Mankind's first explorer on the moon's far side soon will land on its destination, according to a schedule published by its developer.
The Chang'e-4 mission, the first artifact to touch down on the moon's far side, was lifted atop a Long March-3B carrier rocket at the Xichang Satellite Launch Center around 2 am on Dec 8, 2018. (Photo: Xinhua)
The Chang'e-4 robotic probe is expected to land on the South Pole–Aitken basin on the silver sphere's far side sometime between Wednesday and Thursday, according to information from China Aerospace Science and Technology Corp, a major contractor of the country's lunar exploration programs.
The State-owned conglomerate previously said that the spacecraft would fly 26 days before landing on the lunar surface.
Chang'e-4 was lifted atop a Long March-3B carrier rocket on Dec 8 at the Xichang Satellite Launch Center in Southwest China's Sichuan province to fulfill the world's first expedition on a lunar region that never faces the Earth.
Tidal forces on Earth slow the moon's rotation to the point where the same side always faces Earth. The other side, most of which is never visible from Earth, is the far side of the moon. Though the far side has been extensively photographed by spacecraft, starting with a Soviet probe in 1959, no probe had ever made a soft-landing onto it, so scientists around the world have yet to be able to conduct close observations and surveys.
The probe entered an elliptical lunar orbit, ranging from 15 kilometers to about 100 kilometers above the moon, on Sunday morning to make the final preparation for landing.

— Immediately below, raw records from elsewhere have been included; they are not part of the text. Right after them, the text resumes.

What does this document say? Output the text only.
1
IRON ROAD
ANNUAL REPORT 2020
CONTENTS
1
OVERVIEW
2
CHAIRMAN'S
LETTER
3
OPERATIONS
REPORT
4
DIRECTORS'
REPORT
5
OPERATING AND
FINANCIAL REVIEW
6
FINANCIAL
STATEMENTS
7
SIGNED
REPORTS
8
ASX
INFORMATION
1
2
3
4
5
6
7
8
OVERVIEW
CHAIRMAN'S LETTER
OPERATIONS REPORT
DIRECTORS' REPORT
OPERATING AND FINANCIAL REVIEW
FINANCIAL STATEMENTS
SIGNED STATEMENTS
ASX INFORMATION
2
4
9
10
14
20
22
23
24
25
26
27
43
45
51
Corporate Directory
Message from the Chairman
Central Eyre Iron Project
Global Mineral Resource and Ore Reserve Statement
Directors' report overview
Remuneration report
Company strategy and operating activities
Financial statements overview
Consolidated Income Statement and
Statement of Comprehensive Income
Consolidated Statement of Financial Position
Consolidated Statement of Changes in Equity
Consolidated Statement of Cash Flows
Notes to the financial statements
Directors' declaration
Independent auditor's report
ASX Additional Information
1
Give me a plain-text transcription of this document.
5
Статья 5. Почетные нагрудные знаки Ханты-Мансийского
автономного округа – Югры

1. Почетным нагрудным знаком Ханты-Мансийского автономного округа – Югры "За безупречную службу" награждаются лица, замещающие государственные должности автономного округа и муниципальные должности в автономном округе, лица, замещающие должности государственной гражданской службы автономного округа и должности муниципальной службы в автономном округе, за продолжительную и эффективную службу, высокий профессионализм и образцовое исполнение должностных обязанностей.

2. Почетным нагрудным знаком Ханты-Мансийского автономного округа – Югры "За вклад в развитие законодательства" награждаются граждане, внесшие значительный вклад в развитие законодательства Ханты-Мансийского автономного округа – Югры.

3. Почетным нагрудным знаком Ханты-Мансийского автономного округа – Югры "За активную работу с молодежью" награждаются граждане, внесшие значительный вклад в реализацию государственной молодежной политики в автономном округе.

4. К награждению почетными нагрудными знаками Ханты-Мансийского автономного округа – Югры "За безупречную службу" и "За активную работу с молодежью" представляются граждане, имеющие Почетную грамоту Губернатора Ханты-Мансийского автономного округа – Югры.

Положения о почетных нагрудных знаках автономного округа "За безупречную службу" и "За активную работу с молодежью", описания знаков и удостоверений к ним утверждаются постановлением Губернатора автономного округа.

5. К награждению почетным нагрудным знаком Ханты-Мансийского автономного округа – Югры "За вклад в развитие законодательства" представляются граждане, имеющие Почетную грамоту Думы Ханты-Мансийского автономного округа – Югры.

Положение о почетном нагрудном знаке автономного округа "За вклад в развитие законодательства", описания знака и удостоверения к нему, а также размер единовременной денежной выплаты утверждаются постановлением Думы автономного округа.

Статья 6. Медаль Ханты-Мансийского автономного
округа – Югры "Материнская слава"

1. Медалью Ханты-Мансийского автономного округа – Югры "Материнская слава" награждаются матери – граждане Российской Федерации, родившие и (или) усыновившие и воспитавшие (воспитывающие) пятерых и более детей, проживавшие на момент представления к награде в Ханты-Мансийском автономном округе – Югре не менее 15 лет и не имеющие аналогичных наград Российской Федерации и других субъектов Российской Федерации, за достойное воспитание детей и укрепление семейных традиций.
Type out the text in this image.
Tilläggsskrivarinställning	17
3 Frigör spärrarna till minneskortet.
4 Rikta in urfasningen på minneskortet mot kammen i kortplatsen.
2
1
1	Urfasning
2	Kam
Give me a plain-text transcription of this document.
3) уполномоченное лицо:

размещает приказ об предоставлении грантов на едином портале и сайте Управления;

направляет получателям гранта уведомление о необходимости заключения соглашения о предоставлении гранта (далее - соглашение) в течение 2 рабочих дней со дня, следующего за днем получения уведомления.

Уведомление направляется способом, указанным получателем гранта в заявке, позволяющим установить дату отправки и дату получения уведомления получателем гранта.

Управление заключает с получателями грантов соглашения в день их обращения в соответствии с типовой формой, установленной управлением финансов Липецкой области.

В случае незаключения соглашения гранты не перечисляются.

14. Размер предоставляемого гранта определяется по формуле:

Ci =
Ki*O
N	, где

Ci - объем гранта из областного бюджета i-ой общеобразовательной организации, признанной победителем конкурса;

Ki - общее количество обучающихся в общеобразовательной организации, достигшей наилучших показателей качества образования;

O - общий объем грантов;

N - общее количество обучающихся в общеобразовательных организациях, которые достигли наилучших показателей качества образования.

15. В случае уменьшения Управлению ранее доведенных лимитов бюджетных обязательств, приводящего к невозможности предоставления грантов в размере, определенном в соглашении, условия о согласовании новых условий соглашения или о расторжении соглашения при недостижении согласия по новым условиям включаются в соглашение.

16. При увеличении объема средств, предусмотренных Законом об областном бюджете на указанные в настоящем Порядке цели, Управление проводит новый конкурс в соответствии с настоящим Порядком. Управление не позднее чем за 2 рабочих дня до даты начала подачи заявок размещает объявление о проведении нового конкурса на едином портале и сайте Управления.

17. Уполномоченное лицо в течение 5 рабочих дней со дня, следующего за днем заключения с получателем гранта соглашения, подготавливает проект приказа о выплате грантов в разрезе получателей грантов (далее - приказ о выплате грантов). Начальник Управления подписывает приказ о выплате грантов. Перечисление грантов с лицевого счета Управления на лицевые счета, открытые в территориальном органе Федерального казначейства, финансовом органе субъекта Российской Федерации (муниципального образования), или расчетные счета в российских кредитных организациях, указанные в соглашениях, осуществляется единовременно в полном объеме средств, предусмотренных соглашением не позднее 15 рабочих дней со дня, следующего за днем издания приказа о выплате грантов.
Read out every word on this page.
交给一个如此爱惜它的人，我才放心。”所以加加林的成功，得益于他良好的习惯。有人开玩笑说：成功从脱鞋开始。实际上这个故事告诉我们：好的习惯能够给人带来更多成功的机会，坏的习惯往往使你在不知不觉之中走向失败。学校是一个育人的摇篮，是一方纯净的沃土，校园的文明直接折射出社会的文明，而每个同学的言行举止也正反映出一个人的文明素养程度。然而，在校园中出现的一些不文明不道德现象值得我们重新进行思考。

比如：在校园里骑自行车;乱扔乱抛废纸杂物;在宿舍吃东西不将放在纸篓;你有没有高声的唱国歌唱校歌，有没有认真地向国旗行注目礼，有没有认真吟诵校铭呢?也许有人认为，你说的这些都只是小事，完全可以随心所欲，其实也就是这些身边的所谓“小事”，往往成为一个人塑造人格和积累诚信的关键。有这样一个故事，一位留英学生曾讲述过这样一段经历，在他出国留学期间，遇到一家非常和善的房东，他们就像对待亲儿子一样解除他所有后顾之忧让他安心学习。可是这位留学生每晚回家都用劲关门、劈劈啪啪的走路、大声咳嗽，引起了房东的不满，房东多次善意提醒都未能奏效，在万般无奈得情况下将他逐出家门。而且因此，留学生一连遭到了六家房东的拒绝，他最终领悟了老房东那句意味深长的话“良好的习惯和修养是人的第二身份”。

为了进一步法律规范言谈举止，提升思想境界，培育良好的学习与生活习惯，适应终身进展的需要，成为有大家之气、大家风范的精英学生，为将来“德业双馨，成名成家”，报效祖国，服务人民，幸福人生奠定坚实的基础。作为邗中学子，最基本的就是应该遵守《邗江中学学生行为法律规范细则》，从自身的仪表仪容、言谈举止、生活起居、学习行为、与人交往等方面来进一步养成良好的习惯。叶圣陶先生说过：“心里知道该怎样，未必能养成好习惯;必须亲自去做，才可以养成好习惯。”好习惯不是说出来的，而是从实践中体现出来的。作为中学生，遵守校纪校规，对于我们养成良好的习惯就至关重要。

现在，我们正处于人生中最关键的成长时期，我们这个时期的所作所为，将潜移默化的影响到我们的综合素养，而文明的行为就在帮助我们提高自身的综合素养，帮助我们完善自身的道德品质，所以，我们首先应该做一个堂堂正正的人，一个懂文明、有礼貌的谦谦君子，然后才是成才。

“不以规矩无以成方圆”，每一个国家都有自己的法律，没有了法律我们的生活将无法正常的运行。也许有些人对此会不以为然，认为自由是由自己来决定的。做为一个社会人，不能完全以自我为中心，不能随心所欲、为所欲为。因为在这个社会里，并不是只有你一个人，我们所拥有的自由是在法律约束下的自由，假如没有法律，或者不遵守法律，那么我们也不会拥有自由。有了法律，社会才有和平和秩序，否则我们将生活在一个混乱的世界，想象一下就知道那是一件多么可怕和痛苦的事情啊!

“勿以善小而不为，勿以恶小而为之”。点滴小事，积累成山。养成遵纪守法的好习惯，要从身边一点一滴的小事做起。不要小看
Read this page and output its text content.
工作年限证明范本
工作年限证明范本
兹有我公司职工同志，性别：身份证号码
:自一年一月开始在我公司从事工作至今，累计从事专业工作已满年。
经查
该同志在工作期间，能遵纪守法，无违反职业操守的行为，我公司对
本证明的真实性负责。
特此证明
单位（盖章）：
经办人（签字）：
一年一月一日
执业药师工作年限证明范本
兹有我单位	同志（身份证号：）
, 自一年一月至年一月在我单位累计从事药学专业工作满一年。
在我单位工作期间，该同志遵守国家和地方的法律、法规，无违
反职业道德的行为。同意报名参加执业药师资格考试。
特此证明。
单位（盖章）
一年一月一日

The Chang'e-4 mission will allow scientists to discover what they don't about the moon. They also can take advantage of the far side's shield against Earth's interference to make clearer observations into deep space, scientists involved in the program expect.
Chang'e-4 consists of two parts – a lander and a rover, and the two carry multiple scientific instruments. It was designed based on its predecessor, the Chang'e-3, with some modifications.
In addition to Chinese scientific equipment, the mission also involves scientific apparatus developed by the Netherlands, Sweden, Germany and Saudi Arabia.
In May, China launched a relay satellite tasked with transmitting signals between Chang'e-4 and ground control.